The antitumor activity of prostaglandin (PG) D-2 has been demonstrated against some types of cancer, including gastric cancer. However, exogenous PGD(2) is not useful from a clinical point of view because it is rapidly metabolized in vivo. The aim of this study was to clarify the antitumor efficacy of an alternative, PGD synthase (PGDS), on gastric cancer cells. The effects of PGD(2) and PGDS on the proliferation of gastric cancer cells were examined in vivo and in vitro. The expression levels of PGD(2) receptors and peroxisome proliferator-activated receptor (PPAR) were evaluated by RT-PCR. The effects of a PPAR antagonist or siPPAR on the proliferation of cancer cells and the c-myc and cyclin D1 expression were examined in the presence or absence of PGD(2) or PGDS. PPAR was expressed in gastric cancer cell lines, but PGD(2) receptors were not. PGD(2) and PGDS significantly decreased the proliferation of gastric cancer cells that highly expressed PPAR. PGDS increased the PGD(2) production of gastric cancer cells. A PPAR antagonist and siPPAR transfection significantly suppressed the growth-inhibitory effects of PGD(2) and PGDS. Expression of c-myc and cyclin D1 was significantly decreased by PGD(2); this inhibitory effect was suppressed by PPAR antagonist. Both PGD(2) and PGDS significantly decreased subcutaneous tumor growth in vivo.

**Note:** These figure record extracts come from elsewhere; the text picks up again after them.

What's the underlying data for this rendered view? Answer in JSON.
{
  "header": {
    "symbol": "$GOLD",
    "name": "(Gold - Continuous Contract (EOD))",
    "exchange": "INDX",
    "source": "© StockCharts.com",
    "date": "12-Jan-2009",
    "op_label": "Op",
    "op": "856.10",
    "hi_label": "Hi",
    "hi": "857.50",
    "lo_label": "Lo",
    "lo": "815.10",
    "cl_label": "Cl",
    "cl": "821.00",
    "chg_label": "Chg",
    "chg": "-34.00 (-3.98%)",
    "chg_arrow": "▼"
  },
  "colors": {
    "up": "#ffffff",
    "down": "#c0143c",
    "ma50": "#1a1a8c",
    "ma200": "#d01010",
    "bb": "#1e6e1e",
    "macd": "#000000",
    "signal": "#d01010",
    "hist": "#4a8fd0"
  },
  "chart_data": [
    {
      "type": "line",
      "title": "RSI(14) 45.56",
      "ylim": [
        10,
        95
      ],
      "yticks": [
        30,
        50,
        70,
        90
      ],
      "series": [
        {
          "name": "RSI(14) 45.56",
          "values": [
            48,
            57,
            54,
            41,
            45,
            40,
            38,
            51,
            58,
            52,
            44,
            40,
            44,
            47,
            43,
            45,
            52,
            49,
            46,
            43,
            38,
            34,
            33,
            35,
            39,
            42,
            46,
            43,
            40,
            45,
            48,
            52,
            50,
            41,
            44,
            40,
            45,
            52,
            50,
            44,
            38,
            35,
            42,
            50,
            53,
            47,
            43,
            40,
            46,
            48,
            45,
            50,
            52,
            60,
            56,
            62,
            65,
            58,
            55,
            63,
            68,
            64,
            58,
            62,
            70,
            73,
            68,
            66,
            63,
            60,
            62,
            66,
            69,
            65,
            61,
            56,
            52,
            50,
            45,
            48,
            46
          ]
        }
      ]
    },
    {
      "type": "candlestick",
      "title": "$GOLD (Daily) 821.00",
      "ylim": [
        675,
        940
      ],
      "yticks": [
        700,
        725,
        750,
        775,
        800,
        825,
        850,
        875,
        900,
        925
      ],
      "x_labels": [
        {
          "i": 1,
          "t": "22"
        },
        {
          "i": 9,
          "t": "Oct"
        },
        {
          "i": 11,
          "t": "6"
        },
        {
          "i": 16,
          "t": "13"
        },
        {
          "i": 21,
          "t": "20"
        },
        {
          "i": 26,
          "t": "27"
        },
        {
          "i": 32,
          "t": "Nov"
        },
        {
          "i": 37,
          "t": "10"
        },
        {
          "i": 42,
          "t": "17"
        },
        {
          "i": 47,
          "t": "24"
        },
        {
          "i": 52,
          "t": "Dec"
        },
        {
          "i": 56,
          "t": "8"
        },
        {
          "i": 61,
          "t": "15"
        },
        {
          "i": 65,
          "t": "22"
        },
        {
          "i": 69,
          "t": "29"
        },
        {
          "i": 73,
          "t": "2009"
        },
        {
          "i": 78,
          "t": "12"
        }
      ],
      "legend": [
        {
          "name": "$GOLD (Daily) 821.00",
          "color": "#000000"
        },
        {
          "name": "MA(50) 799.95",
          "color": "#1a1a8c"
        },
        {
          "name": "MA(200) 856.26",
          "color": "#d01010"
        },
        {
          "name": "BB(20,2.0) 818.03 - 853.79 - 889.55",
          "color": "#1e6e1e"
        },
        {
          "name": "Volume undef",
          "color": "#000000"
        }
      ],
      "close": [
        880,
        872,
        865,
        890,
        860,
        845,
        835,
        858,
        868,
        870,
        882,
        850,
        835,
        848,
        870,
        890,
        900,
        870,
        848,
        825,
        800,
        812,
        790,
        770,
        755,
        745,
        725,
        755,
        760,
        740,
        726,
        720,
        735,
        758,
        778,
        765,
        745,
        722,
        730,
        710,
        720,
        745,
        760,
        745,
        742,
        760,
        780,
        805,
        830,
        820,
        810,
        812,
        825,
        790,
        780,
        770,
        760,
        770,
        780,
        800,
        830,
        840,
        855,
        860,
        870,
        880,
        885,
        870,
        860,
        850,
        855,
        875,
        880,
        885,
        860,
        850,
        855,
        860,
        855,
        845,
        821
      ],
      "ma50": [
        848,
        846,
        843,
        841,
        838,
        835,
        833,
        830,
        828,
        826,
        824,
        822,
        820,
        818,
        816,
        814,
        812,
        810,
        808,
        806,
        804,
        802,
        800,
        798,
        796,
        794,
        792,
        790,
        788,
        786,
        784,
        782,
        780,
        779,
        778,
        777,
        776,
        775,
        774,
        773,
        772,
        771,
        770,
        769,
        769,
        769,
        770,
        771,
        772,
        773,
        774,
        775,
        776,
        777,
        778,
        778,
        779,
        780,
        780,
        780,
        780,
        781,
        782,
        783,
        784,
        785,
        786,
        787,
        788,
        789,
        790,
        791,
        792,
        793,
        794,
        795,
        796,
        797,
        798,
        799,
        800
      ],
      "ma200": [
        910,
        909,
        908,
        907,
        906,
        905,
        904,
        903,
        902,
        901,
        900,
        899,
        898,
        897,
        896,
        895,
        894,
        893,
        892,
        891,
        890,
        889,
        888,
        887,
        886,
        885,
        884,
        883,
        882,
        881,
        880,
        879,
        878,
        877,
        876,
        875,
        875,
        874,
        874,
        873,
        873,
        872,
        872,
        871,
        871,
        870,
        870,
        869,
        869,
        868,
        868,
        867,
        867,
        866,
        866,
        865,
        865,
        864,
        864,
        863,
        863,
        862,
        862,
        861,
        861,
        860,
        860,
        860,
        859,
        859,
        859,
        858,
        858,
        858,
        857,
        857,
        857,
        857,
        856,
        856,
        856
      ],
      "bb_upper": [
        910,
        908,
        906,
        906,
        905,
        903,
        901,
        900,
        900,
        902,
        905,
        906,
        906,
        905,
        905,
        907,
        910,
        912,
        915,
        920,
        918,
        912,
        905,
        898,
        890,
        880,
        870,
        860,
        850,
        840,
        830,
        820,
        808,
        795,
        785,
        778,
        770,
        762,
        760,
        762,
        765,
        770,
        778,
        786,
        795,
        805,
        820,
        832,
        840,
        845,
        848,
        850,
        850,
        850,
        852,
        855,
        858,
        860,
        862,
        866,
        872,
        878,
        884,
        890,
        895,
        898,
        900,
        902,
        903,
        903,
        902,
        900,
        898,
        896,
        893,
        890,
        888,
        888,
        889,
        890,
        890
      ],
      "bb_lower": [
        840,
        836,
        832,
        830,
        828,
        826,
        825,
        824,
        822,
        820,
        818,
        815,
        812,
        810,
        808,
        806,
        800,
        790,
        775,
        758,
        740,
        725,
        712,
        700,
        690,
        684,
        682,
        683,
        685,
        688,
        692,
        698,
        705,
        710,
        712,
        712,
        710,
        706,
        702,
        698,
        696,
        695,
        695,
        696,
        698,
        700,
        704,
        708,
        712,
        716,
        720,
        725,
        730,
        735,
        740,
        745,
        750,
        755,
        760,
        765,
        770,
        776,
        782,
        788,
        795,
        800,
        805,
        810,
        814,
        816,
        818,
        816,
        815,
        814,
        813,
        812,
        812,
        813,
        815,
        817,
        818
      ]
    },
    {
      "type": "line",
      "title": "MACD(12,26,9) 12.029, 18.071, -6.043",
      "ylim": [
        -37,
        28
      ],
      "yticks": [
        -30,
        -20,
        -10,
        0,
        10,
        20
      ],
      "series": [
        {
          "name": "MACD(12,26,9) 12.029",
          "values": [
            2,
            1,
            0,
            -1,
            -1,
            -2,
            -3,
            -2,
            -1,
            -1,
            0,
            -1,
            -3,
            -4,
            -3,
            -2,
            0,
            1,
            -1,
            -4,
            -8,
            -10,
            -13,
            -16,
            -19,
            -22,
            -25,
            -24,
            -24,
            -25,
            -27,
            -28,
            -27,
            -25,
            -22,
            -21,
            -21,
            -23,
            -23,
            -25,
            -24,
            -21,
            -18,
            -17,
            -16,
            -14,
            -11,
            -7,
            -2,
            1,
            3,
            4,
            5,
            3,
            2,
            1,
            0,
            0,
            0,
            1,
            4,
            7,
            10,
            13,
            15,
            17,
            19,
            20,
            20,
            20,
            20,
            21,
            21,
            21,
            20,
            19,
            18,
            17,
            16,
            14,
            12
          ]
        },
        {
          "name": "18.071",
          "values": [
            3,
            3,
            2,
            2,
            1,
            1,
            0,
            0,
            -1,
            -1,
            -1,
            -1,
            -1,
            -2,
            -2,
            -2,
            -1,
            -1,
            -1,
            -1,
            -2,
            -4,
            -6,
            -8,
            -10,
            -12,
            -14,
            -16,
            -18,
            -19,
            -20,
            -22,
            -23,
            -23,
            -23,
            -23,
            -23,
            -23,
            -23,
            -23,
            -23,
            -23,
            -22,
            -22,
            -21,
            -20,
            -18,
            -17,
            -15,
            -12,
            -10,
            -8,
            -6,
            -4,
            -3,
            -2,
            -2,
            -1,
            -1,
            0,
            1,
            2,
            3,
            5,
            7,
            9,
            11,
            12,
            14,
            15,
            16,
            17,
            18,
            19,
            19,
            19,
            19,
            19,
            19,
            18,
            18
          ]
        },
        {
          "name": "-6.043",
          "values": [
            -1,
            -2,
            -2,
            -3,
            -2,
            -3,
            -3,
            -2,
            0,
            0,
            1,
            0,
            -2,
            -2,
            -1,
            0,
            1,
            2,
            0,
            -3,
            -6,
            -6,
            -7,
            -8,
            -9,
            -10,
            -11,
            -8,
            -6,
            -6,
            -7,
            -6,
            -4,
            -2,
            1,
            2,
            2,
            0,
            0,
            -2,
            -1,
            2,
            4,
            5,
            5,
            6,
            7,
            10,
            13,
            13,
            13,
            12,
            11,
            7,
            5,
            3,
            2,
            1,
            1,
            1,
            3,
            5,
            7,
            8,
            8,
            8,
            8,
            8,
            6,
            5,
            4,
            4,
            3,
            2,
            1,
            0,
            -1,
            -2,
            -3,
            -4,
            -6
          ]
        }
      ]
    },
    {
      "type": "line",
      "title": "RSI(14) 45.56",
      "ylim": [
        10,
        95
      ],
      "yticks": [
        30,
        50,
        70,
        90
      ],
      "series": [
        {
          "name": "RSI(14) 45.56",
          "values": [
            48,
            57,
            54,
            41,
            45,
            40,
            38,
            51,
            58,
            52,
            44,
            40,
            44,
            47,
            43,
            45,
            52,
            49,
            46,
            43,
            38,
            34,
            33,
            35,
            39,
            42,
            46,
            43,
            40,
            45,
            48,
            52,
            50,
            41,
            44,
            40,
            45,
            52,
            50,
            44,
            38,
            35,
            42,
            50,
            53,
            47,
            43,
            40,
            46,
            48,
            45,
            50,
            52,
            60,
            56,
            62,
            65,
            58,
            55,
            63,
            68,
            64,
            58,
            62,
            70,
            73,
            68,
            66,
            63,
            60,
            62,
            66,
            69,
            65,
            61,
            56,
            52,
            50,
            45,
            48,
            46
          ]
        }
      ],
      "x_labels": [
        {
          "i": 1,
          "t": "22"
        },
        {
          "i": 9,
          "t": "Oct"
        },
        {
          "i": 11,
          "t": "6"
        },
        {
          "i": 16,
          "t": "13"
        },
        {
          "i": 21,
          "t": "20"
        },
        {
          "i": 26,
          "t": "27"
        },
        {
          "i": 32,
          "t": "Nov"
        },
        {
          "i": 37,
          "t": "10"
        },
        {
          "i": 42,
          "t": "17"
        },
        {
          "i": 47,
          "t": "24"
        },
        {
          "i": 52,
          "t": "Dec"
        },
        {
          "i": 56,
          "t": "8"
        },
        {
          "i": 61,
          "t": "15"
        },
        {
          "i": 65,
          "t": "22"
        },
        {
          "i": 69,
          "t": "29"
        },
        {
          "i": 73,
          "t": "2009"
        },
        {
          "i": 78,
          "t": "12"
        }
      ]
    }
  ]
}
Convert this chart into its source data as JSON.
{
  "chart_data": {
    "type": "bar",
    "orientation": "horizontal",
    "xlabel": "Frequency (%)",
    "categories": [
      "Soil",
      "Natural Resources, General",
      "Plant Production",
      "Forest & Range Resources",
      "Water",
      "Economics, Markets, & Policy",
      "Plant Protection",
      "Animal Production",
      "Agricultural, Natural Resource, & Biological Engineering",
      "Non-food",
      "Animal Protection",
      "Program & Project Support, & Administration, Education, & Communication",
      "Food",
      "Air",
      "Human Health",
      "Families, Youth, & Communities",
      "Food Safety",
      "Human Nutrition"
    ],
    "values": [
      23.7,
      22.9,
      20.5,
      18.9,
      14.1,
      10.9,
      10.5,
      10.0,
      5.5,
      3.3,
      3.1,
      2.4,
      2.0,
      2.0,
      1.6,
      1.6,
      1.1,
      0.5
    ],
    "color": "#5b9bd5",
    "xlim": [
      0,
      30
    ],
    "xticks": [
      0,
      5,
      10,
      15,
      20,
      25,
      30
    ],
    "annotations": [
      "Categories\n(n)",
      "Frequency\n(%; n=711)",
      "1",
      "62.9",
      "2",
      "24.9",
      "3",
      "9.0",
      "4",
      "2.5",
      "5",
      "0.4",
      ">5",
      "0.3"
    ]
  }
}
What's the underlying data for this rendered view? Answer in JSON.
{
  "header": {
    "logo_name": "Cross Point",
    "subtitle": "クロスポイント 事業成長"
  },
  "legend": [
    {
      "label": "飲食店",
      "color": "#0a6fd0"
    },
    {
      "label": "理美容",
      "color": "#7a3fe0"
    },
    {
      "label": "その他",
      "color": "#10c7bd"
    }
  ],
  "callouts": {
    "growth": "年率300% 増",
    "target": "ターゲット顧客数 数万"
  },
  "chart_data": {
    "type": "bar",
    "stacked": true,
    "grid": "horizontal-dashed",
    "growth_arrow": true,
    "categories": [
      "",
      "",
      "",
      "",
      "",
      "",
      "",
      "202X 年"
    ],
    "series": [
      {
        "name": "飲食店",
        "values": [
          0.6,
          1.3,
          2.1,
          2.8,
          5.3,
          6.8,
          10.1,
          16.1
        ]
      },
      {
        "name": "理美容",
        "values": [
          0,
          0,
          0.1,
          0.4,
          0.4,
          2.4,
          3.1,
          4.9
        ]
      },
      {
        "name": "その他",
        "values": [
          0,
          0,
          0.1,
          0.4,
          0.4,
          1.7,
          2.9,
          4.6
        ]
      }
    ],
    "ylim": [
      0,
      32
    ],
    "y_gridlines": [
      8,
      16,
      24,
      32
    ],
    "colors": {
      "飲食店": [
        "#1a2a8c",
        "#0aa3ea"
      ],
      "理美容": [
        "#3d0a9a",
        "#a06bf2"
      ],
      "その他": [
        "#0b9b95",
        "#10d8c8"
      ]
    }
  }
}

Tumor volume after PGDS treatment was significantly less than PGD(2) treatment. These findings suggest that PGDS and PGD(2) decrease the proliferation of gastric cancer cells through PPAR signaling. PGDS is a potentially promising therapeutic agent for gastric cancers that express PPAR.What's new? Previous work suggests that prostaglandin D-2 (PGD(2)) exerts antiproliferative effects in certain types of cancer cells. But because PGD(2) is rapidly catalyzed to its inactive form, its clinical utility is limited. A possible alternative to PGD(2) is PGD synthase (PGDS), which synthesizes PGD2, but whether it also possesses antitumor activity is unknown. In this study, in PPAR-expressing gastric cancer cells, both PGD(2) and PGDS were found to significantly suppress cell proliferation. In vivo, they inhibited the growth of subcutaneous tumors. Tumor volume was markedly decreased with PGDS treatment, compared with PGD(2).